A few months ago, a dealer who discovered his F&I manager was selling a year's worth of prepaid car washes for $3,000, put this question to F&I trainer Ron Reahard: "Do I have a problem?"
"You have a huge problem," the president of Reahard & Associates, in Soddy Daisy, Tenn., said he told the dealer.
"I guarantee you that people who are paying $3,000 are being misinformed, or they're not being informed, or it's being hidden somewhere. Nobody in their right mind is going to pay $3,000 to run their car through a car wash."
The car washes were supposed to retail for $199 and the F&I manager was fired, Reahard said. "You have to have some checks and balances to make sure somebody isn't doing something stupid," he said.

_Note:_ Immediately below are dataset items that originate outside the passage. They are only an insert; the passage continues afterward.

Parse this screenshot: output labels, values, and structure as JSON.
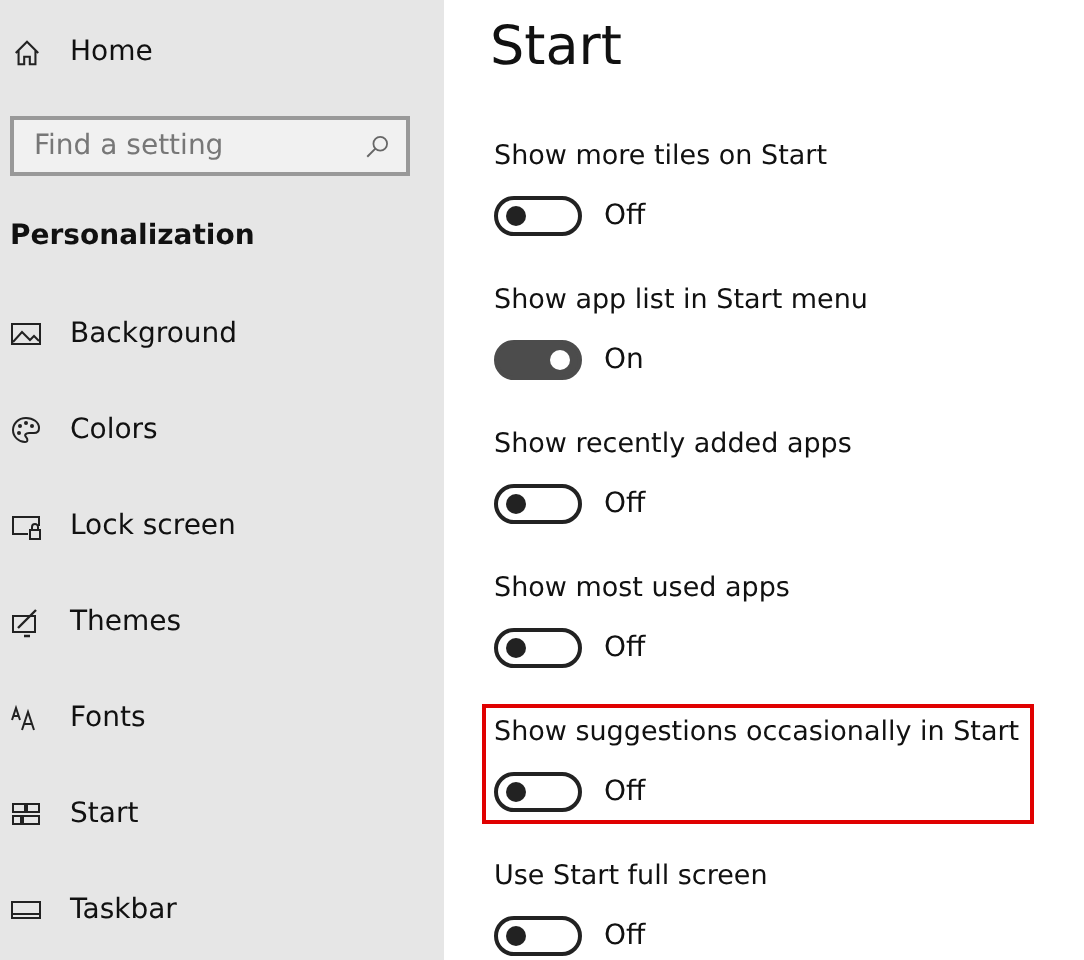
{
  "sidebar": {
    "home": "Home",
    "search": {
      "placeholder": "Find a setting"
    },
    "section": "Personalization",
    "items": [
      {
        "label": "Background"
      },
      {
        "label": "Colors"
      },
      {
        "label": "Lock screen"
      },
      {
        "label": "Themes"
      },
      {
        "label": "Fonts"
      },
      {
        "label": "Start"
      },
      {
        "label": "Taskbar"
      }
    ]
  },
  "page": {
    "title": "Start",
    "settings": [
      {
        "label": "Show more tiles on Start",
        "on": false,
        "state": "Off",
        "highlighted": false
      },
      {
        "label": "Show app list in Start menu",
        "on": true,
        "state": "On",
        "highlighted": false
      },
      {
        "label": "Show recently added apps",
        "on": false,
        "state": "Off",
        "highlighted": false
      },
      {
        "label": "Show most used apps",
        "on": false,
        "state": "Off",
        "highlighted": false
      },
      {
        "label": "Show suggestions occasionally in Start",
        "on": false,
        "state": "Off",
        "highlighted": true
      },
      {
        "label": "Use Start full screen",
        "on": false,
        "state": "Off",
        "highlighted": false
      }
    ]
  }
}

Unsavory tactics in dealership F&I departments aren't as commonplace as they once were, industry insiders say, a response to regulators' tighter scrutiny of auto finance practices over the past several years. Still, wrongdoing happens. And when it comes to light, it often leads to class-action lawsuits, investigations by state attorneys general, heavy fines and tarnished reputations.
But make no mistake about it: Many dealerships strive to do the right things the right way.
F&I done right
Take Ken Garff Automotive Group in Salt Lake City, for example. The group works hard to maintain a culture of honesty and integrity, said Danny Cox, senior director of F&I. New F&I hires take Reahard's three-day training class and sign documents outlining the group's policies, procedures and what it expects of employees. F&I employees must complete weekly online training sessions covering things such as F&I menu presentation, compliance, how to handle objections and proper disclosures, in addition to other periodic compliance training, he said.
Ken Garff Automotive employees are taught to offer every F&I product to every customer, every time, Cox added.
The company holds employees accountable for their actions, and the penalty for violations such as forged documents and missing down payments is "one strike and you're out," Cox said. "We've had to let people go in the past per our policy."
Ken Garff Automotive is No. 8 on Automotive News' list of the top 150 dealership groups based in the U.S., as ranked by new-vehicle retail sales in 2016.
Unscrupulous dealership behavior "is not as prevalent as it was 20 years ago," said Terry Dortch, president of Automotive Compliance Consultants Inc. in suburban Chicago. But he urges dealers to be vigilant.
"If you look at your monthly financial statement and you see your gross profit at an abnormally high number, or your F&I dollars at a ridiculous off-the-chart number, then you've got to think that something is going on," he said.
Ian Lyngklip, senior attorney at Lyngklip & Associates Consumer Law Center in suburban Detroit, said most auto finance fraud cases he sees involve spot delivery — the practice of allowing a consumer to take possession of a vehicle before financing is complete — coupled with "yo-yo financing."
Yo-yo financing happens when a dealership notifies a customer days or weeks later that their original deal has fallen through and they must either surrender their vehicle or accept less-attractive financial terms.
Consumer credit applications that have been "enhanced" — in terms of income level or employment, say — sometimes by F&I managers, are often among those rejected by lenders, Lyngklip said. Dealers should be prepared to finance spot delivery deals in-house if they can't find a lender as required by law in Michigan and "most states," he said. They should also make it known to their employees that altered credit applications won't be tolerated.
"If [dealers] want to avoid being sued for engaging in yo-yo scams and spot deliveries, they have to be ready to take that paper if they can't get it funded," Lyngklip said.
Pay plans and pressure
Dortch and Dave Robertson, executive director of the Association of Finance & Insurance Professionals, said given the immense pressure on F&I professionals to either meet or exceed dealership F&I performance standards or risk losing income or their jobs, it's not surprising that bad behavior happens. Commission-based pay plans make things worse, they said.
"They are not salaried employees, so if they don't sell that car, or if the F&I manager doesn't get an automobile financed, he doesn't make any money, and he's got a mortgage and a car payment like everybody else," Dortch said. "So he will do whatever it takes to make sure there is a check at the end of the month."
Robertson said dealers can relieve some pressure by recognizing what constitutes "reasonable efforts" in F&I sales, and then raising the bar a little higher to encourage employees to try harder.
He added: "I've known F&I managers to be weeping, literally and figuratively weeping, because they have so much pressure to produce."